Muscle Memory and its Place in Music Instruction

What is muscle memory in guitar?

When you see a master guitarist perform, you may wonder what’s going through the player’s mind. Is he or she thinking about the next note to play, what the chord progression is, where to hit or bend the string to get the sound they are looking for?

Chances are none of them are thinking about that at all. They’ve already spent a lot of time and effort working on those aspects of their performance. By the time they have reached this level, they’re relying on what is called “muscle memory.” Athletes, performers and many others use this. You can, too!

What is “Muscle Memory?”

“Muscle memory” is the term used by psychologists to describe the process of learning through constant repetition. What are some examples of using this technique in practice?

Most of us know how to type to varying degrees. We started off on a typewriter or computer keyboard, slowly hunting and pecking for the right letters to form the words we were looking for. In time, with proper instruction and daily practice, most of us were able to type quickly without thinking about the location of each letter. This is muscle memory.

A pro football player spends most of his practice time running, throwing and catching in basic patterns. Once muscle memory has kicked in, he is able to combine the elements to maximize his performance. Likewise, an actor learns his lines and his blocking (where he should be entering, moving, standing, etc.) through repetition until opening night arrives or filming begins and then he doesn’t have to think about those aspects. They’ve become second nature, and he can focus on becoming the character. Muscle memory has done its job again!

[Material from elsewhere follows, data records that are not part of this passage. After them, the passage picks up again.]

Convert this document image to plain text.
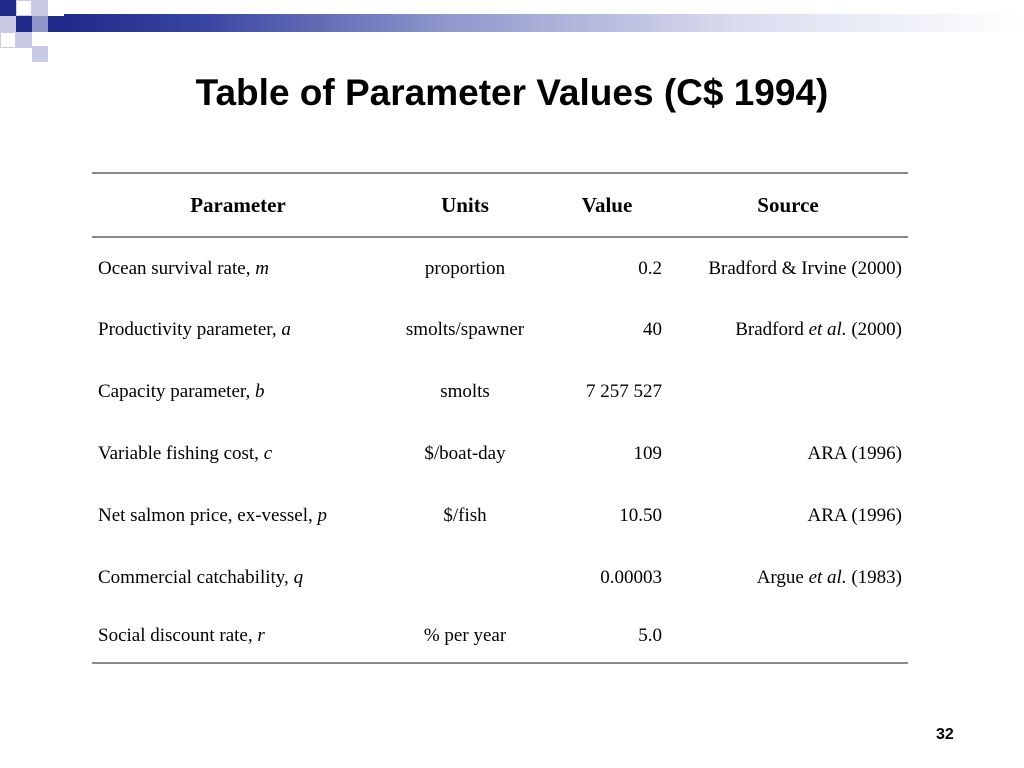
Table of Parameter Values (C$ 1994)
Parameter	Units	Value	Source
Ocean survival rate, m	proportion	0.2	Bradford & Irvine (2000)
Productivity parameter, a	smolts/spawner	40	Bradford et al. (2000)
Capacity parameter, b	smolts	7 257 527	
Variable fishing cost, c	$/boat-day	109	ARA (1996)
Net salmon price, ex-vessel, p	$/fish	10.50	ARA (1996)
Commercial catchability, q		0.00003	Argue et al. (1983)
Social discount rate, r	% per year	5.0	
32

How Does This Apply to You?

You may wonder how this concept applies to learning guitar (or any other instrument).  Very simply, if you follow a logical pattern and repeat the right movements, you will become a better guitar player in a short time almost without thinking about it. Muscle memory is your friend.

Consider a beginner who struggles to put her fingers on the proper frets, hold the strings down properly, and pluck or strum. Nine times out of ten, the resulting sound is deadened rather than a ringing note or chord. This is completely normal for a beginner. So she’ll try it again. And again. And again.

After several tries, she finds that she can produce a perfectly acceptable C chord. So she keeps at it. She may falter from time to time, but after a while, she can bang out a great C chord with her eyes closed! Muscle memory wins again. Next comes a G chord, or an E, and so the learning continues.

Usually this is followed by learning to keep rhythm while changing chords, then by learning more advanced chords and playing techniques. No matter what the learning order is, the principle remains the same. With regular repetition, certain aspects of guitar playing become second nature, and you don’t have to think about it anymore.

When developing your muscle memory, remember to be patient! Everyone learns at his or her own pace. In time, aspects of playing you feared you would never master you will find have become easy.